La magie turque

La magie turque

18 avril 2019 0 Par Lud et Fab

Il n’est pas facile de quitter Ersin, ses amis et l’atmosphère paisible et créative qui règne dans son atelier. Le beau temps annoncé pour une bonne semaine nous encourage et nous revoilà sur un vélo tout bien huilé, nettoyé et réglé. Nous longeons la rive du Lac Köyceğiz et profitons de la vallée de Dalyan, relativement plate. Cela se gâte ensuite car pour aller en direction d’Efes: il y a forcément une grande montée, que ce soit par la grosse route ou les plus petites. Vous l’aurez deviné, nous choisissons à nouveau la tranquillité de la montagne, mais cette fois avec moult nourriture!!!

Le deuxième jour, nous poussons le vélo sur près de 8 kilomètres, quelle galère. La rencontre avec un couple de cyclovoyageurs qui descendent nous permet enfin de vous montrer notre système d’attelage pour le vélo, aussi nommé « the donkey system », d’après une excellente suggestion du papa de Fabien. Ces rencontres avec d’autres cyclistes nous font à chaque fois très plaisir et nous redonnent du cœur à l’ouvrage!
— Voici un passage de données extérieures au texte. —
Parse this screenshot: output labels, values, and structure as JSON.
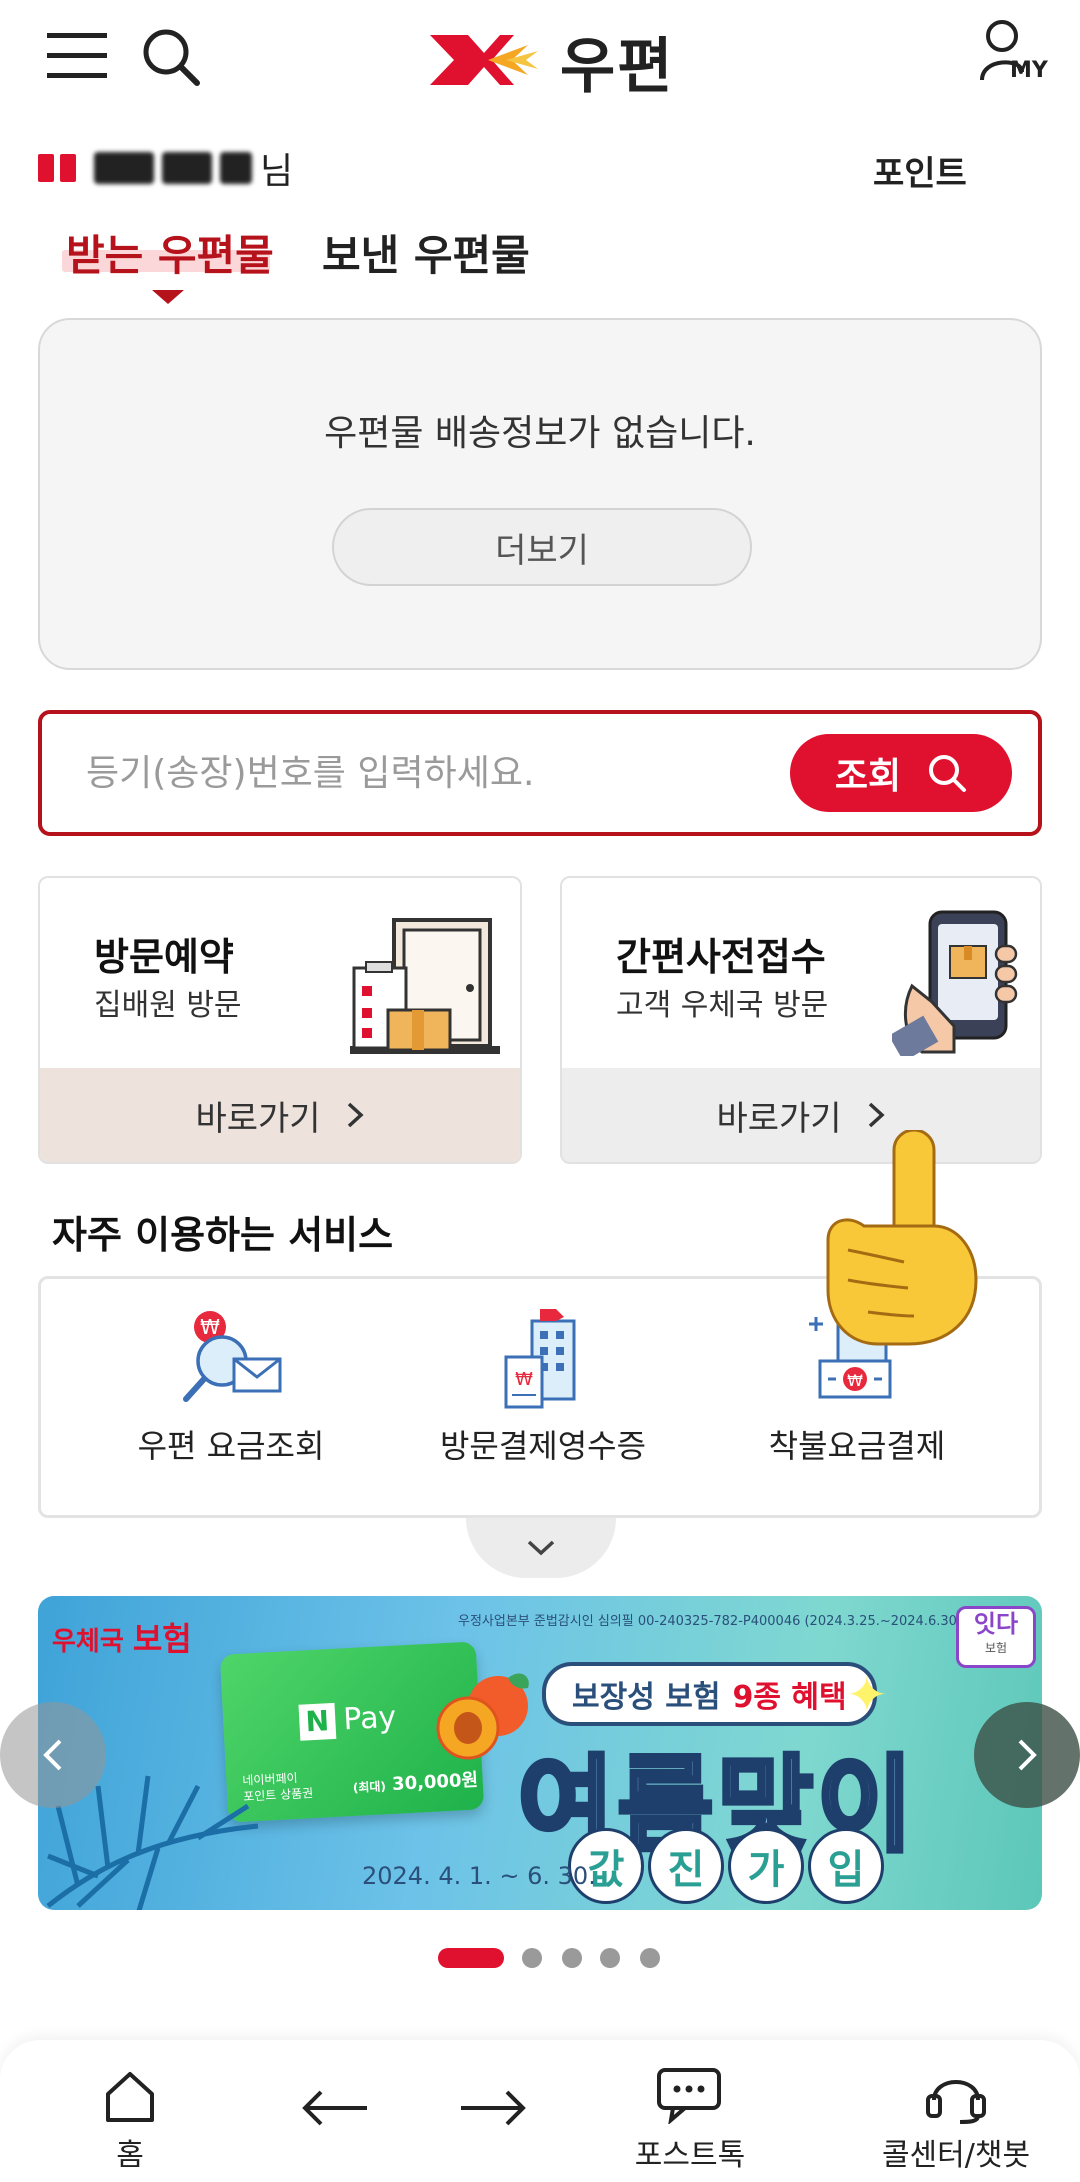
{
  "header": {
    "logo_text": "우편",
    "my_label": "MY"
  },
  "greeting": {
    "suffix": "님",
    "point_label": "포인트"
  },
  "tabs": [
    {
      "label": "받는 우편물",
      "active": true
    },
    {
      "label": "보낸 우편물",
      "active": false
    }
  ],
  "delivery": {
    "empty_message": "우편물 배송정보가 없습니다.",
    "more_label": "더보기"
  },
  "tracking": {
    "placeholder": "등기(송장)번호를 입력하세요.",
    "button_label": "조회"
  },
  "service_cards": [
    {
      "title": "방문예약",
      "subtitle": "집배원 방문",
      "go_label": "바로가기",
      "footer_color": "#ede3dc"
    },
    {
      "title": "간편사전접수",
      "subtitle": "고객 우체국 방문",
      "go_label": "바로가기",
      "footer_color": "#ededee"
    }
  ],
  "frequent": {
    "title": "자주 이용하는 서비스",
    "items": [
      {
        "label": "우편 요금조회",
        "icon": "fee-search-icon"
      },
      {
        "label": "방문결제영수증",
        "icon": "receipt-icon"
      },
      {
        "label": "착불요금결제",
        "icon": "cod-payment-icon"
      }
    ]
  },
  "banner": {
    "brand": "우체국",
    "brand_bold": "보험",
    "notice": "우정사업본부 준법감시인 심의필 00-240325-782-P400046 (2024.3.25.~2024.6.30.)",
    "badge": "잇다",
    "badge_sub": "보험",
    "card_pay": "Pay",
    "card_note1": "네이버페이",
    "card_note2": "포인트 상품권",
    "card_amount_prefix": "(최대)",
    "card_amount": "30,000원",
    "headline_top_a": "보장성 보험",
    "headline_top_b": "9종 혜택",
    "headline_main": "여름맞이",
    "headline_bubbles": [
      "값",
      "진",
      "가",
      "입"
    ],
    "period": "2024. 4. 1. ~ 6. 30.",
    "slide_count": 5,
    "active_slide": 0
  },
  "bottom_nav": [
    {
      "label": "홈",
      "icon": "home-icon"
    },
    {
      "label": "",
      "icon": "back-arrow-icon"
    },
    {
      "label": "",
      "icon": "forward-arrow-icon"
    },
    {
      "label": "포스트톡",
      "icon": "chat-icon"
    },
    {
      "label": "콜센터/챗봇",
      "icon": "headset-icon"
    }
  ],
  "colors": {
    "brand_red": "#e0102f",
    "dark_red": "#b5121b",
    "tab_highlight": "#fbd7d9"
  }
}
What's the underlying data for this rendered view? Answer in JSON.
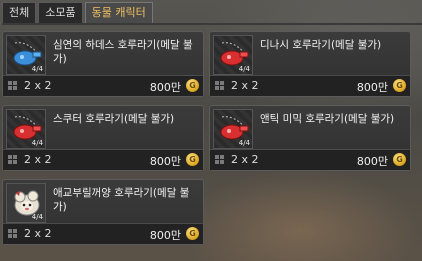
{
  "tabs": [
    {
      "label": "전체"
    },
    {
      "label": "소모품"
    },
    {
      "label": "동물 캐릭터"
    }
  ],
  "items": [
    {
      "name": "심연의 하데스 호루라기(메달 불가)",
      "qty": "4/4",
      "size": "2 x 2",
      "price": "800만",
      "icon": "whistle-blue-icon",
      "color": "#3a8fd8"
    },
    {
      "name": "디나시 호루라기(메달 불가)",
      "qty": "4/4",
      "size": "2 x 2",
      "price": "800만",
      "icon": "whistle-red-icon",
      "color": "#d83030"
    },
    {
      "name": "스쿠터 호루라기(메달 불가)",
      "qty": "4/4",
      "size": "2 x 2",
      "price": "800만",
      "icon": "whistle-red-icon",
      "color": "#d83030"
    },
    {
      "name": "앤틱 미믹 호루라기(메달 불가)",
      "qty": "4/4",
      "size": "2 x 2",
      "price": "800만",
      "icon": "whistle-red-icon",
      "color": "#d83030"
    },
    {
      "name": "애교부릴꺼양 호루라기(메달 불가)",
      "qty": "4/4",
      "size": "2 x 2",
      "price": "800만",
      "icon": "sheep-icon",
      "color": "#e8e0d0"
    }
  ]
}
A un kilomètre du col, lors d’une pause repas, Ludmilla sent un bout de dent qui bouge. Après un bref moment émotionnel, nous mettons nos derniers efforts pour finir la montée et rejoindre le gros village d’Ula. Et la magie turque opère une première fois. Nous demandons à la pharmacie s’il y a un dentiste à Ula. Aucun des pharmaciens ne semble parler anglais, mais une cliente fort sympathique indique spontanément qu’elle peut traduire. Elle finit par nous accompagner faire le tour des trois dentistes du bled, et vérifie que nous sommes bien pris en charge. C’est une véritable bénédiction de tomber sur une personne aussi bienveillante dans un moment pareil!

Pendant que l’anesthésie fait effet, nous donnons nos formulaires d’assurance afin de pouvoir se faire rembourser. La dentiste ne semble pas comprendre. Après discussion, nous comprenons qu’elle ne nous fera rien payer du tout! A la fin de la réparation de la dent, le mari de la dentiste arrive pour la chercher. Ils nous demandent où nous dormons ce soir et nous proposent de nous inviter à souper (et aussi sûrement dormir, mais nous en serons certains que plus tard!). N’empêche, qui a déjà eu l’occasion non seulement de se faire réparer une dent gratos, mais aussi d’être l’hôte de son dentiste? Nous passons une très chouette soirée avec ce charmant couple de trentenaire, et gardons un souvenir d’Ula mémorable, tout ça « grâce » à un plombage qui a sauté!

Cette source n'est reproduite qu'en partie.